2013年5月18日 土曜日
宮崎県立芸術劇場 (宮崎県宮崎市)
曲目:
ヨハネス=ブラームス セレナード第2番 op.16
ヨハネス=ブラームス ハイドンの主題による変奏曲 op.56a
(休憩)
ヴォルグガング=アマデウス=モーツァルト ヴァイオリン協奏曲第3番 K.216
ヴォルグガング=アマデウス=モーツァルト ロンド(ハフナーセレナード K.250より)
ヴァイオリン:ピンカス=ズッカーマン
管弦楽:宮崎国際音楽祭管弦楽団
指揮:ピンカス=ズッカーマン
第18回宮崎国際音楽祭は、2013年4月29日から5月18日までにわたり、宮崎県立芸術劇場を中心に、室内管弦楽・室内楽を中心に10以上の公演を開催し、無事終了した。この評は、最終公演、5月18日に開催された演奏会に対してのものである。
宮崎国際音楽祭に臨席するのも、ピンカス=ズッカーマンの演奏を聴くのも初めてである。着席位置は、一階ほぼ中央である。
一曲目の配置は、舞台下手側から第一ヴァイオリン→第二ヴァイオリン→ヴァイオリン-チェロ→ヴィオラの順であり、二曲目以降は第一ヴァイオリン→第二ヴァイオリン→ヴィオラ→チェロの順となる。
前半のブラームスは、弦楽ベースの上に綺麗に管楽セクションが乗っかる演奏である。冒頭から響きのバランスに良く配慮されているのがよく分かる。
二曲目の「ハイドンの主題による変奏曲」は編成が大きくなったのが影響したのか、若干弦楽の線が乱れたところはあるが、全般的に良い演奏である。曲が曲なだけに、ちょっとしんみりした気持ちになって、前半を終了する。
休憩後の一曲目、モーツァルトのヴァイオリン協奏曲3番K.216は、ズッカーマンがヴァイオリン-ソロと指揮を兼ねる指揮振りだ。冒頭、パッション溢れつつも縦の線がビシッと決まった管弦楽が、観客の心を見事に掴む。前半のブラームスから雰囲気がぐっと明るくなる。ズッカーマンのソロは名状し難い魅力がある。何とも説明はし難いのだが・・、ズッカーマンのヴァイオリンは管弦楽に負けず、朗々と響いていく。弱めな音であっても、どういう訳か響いてくる。ズッカーマンが持つヴァイオリンの癖のある音色を、極めて計算して響かせる演奏である。
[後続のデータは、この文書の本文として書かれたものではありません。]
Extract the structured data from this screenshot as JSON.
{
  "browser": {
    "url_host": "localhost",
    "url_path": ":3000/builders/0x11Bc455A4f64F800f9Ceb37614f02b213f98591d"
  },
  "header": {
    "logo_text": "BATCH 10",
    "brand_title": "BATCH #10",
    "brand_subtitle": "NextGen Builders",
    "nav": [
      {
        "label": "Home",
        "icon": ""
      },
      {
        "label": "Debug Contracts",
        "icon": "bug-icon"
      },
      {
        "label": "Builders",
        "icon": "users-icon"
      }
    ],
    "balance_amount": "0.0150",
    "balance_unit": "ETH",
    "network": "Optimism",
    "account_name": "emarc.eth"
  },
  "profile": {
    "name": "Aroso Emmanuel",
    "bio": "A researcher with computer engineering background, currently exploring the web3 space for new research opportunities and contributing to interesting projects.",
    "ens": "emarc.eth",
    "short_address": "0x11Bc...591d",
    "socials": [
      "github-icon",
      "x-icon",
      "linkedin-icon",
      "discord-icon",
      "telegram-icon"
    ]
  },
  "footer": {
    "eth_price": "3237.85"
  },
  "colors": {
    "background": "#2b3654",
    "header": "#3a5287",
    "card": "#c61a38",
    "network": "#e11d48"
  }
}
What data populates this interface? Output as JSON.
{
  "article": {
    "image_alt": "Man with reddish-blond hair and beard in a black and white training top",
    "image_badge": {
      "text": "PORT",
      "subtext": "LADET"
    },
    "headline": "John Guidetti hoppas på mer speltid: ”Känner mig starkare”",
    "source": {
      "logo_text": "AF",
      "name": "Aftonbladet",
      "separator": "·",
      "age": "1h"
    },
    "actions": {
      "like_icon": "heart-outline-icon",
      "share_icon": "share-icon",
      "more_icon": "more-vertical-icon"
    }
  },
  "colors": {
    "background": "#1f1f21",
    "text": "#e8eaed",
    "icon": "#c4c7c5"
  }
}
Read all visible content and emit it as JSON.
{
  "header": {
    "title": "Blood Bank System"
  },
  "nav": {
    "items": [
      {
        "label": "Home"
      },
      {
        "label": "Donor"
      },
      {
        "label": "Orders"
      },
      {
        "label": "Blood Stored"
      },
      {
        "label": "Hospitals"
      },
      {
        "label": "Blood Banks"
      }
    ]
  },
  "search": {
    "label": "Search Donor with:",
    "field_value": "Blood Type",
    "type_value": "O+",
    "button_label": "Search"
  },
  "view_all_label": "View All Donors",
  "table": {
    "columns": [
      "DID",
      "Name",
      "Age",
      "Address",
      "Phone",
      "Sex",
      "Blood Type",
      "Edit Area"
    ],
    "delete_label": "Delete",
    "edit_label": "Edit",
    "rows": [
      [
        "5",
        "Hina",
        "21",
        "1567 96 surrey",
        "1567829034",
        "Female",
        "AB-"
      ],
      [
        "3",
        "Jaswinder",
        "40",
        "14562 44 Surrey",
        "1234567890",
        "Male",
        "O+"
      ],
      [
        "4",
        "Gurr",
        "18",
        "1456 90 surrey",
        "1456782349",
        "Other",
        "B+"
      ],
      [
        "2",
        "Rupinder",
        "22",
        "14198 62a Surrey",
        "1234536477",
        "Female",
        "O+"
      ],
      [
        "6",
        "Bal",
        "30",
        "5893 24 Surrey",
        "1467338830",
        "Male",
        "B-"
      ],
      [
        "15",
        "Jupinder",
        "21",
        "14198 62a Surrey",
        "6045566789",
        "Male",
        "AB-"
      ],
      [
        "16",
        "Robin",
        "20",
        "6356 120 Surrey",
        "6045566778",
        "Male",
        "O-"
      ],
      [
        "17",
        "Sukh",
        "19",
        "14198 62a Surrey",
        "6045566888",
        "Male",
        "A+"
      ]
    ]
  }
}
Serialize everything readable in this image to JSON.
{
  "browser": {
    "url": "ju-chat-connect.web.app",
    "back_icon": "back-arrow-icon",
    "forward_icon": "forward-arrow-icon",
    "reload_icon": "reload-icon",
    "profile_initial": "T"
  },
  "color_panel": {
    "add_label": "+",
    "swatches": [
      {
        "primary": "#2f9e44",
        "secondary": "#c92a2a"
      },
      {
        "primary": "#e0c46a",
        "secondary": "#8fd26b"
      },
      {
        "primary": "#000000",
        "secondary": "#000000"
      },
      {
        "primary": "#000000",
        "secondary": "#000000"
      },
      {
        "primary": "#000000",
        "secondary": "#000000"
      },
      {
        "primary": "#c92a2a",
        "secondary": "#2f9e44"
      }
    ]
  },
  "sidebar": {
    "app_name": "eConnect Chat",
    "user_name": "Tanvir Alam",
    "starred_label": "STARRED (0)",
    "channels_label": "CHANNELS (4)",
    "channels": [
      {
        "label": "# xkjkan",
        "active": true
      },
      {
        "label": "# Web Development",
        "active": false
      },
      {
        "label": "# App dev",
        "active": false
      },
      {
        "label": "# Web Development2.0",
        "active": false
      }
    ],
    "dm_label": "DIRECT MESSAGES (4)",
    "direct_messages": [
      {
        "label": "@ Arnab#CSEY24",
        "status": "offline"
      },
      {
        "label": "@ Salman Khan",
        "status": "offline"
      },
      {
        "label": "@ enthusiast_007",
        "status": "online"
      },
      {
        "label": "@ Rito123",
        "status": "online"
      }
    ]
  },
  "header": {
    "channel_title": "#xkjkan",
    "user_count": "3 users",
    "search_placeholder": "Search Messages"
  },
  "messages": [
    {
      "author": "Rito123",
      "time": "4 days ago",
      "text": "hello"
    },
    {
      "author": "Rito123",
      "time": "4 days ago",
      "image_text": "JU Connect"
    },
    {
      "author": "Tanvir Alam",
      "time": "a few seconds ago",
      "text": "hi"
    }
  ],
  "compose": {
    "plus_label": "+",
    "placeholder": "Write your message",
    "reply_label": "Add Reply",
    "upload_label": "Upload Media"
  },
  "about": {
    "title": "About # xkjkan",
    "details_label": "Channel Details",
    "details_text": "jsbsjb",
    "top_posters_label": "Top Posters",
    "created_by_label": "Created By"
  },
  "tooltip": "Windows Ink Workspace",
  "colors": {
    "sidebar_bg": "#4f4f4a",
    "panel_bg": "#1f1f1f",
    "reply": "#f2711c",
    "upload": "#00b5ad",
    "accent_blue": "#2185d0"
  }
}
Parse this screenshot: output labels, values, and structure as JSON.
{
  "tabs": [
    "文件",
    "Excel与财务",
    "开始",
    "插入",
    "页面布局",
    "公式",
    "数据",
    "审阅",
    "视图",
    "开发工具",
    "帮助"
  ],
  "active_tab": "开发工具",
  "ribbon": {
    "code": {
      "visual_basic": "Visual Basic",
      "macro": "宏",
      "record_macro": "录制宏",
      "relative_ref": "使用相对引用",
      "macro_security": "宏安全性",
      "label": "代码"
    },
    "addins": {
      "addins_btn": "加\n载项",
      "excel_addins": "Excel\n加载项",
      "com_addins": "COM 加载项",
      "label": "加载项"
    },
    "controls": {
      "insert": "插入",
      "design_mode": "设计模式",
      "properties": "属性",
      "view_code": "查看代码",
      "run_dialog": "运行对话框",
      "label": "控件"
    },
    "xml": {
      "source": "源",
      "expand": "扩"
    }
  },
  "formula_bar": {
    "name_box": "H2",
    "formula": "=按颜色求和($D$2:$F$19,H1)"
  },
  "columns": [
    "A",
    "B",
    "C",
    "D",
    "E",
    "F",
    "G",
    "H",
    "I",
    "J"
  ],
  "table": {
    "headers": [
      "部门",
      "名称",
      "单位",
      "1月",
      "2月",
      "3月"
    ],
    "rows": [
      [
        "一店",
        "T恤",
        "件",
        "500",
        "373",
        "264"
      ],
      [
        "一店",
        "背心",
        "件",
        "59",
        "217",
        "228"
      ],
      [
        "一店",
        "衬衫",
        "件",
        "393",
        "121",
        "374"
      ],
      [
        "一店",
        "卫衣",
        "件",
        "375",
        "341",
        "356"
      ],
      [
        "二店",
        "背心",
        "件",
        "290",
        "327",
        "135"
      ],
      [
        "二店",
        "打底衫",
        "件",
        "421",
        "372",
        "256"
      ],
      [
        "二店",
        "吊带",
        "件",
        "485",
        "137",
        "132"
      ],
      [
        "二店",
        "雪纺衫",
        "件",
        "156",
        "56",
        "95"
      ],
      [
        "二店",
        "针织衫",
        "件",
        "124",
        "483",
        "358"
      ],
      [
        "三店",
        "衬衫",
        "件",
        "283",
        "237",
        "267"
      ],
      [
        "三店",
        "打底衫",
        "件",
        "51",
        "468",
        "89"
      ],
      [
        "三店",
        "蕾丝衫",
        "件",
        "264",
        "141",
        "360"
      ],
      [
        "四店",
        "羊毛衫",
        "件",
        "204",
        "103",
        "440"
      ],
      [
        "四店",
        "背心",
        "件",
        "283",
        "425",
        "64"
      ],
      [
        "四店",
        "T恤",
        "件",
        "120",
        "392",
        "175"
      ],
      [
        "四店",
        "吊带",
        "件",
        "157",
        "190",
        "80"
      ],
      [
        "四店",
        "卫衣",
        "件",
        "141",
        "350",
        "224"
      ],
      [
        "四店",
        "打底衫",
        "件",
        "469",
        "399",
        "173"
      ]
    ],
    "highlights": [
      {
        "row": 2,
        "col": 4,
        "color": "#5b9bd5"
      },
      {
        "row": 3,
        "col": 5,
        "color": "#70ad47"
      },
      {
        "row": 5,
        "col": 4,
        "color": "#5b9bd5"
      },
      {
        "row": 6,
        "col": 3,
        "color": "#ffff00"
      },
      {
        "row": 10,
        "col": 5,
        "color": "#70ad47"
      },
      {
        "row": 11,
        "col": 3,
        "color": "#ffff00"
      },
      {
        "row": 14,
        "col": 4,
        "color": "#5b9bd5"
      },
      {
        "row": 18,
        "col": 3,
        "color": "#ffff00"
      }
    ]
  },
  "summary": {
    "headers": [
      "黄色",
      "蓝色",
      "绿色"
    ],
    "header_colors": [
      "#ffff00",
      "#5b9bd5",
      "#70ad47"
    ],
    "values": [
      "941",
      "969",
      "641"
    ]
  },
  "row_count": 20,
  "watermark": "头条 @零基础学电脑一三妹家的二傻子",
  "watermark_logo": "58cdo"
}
最後はK.250「ハフナーセレナーデ」から、ロンド。だんだんパワーアップして来た今日の演奏であるが、モーツァルトの協奏曲の成果をぎゅっと凝縮させた演奏だ。確かな技巧はあるが、超絶技巧を前面に出した演奏ではなく、しかし絶妙な味があって、本当に幸せな気持ちになれる演奏会であった。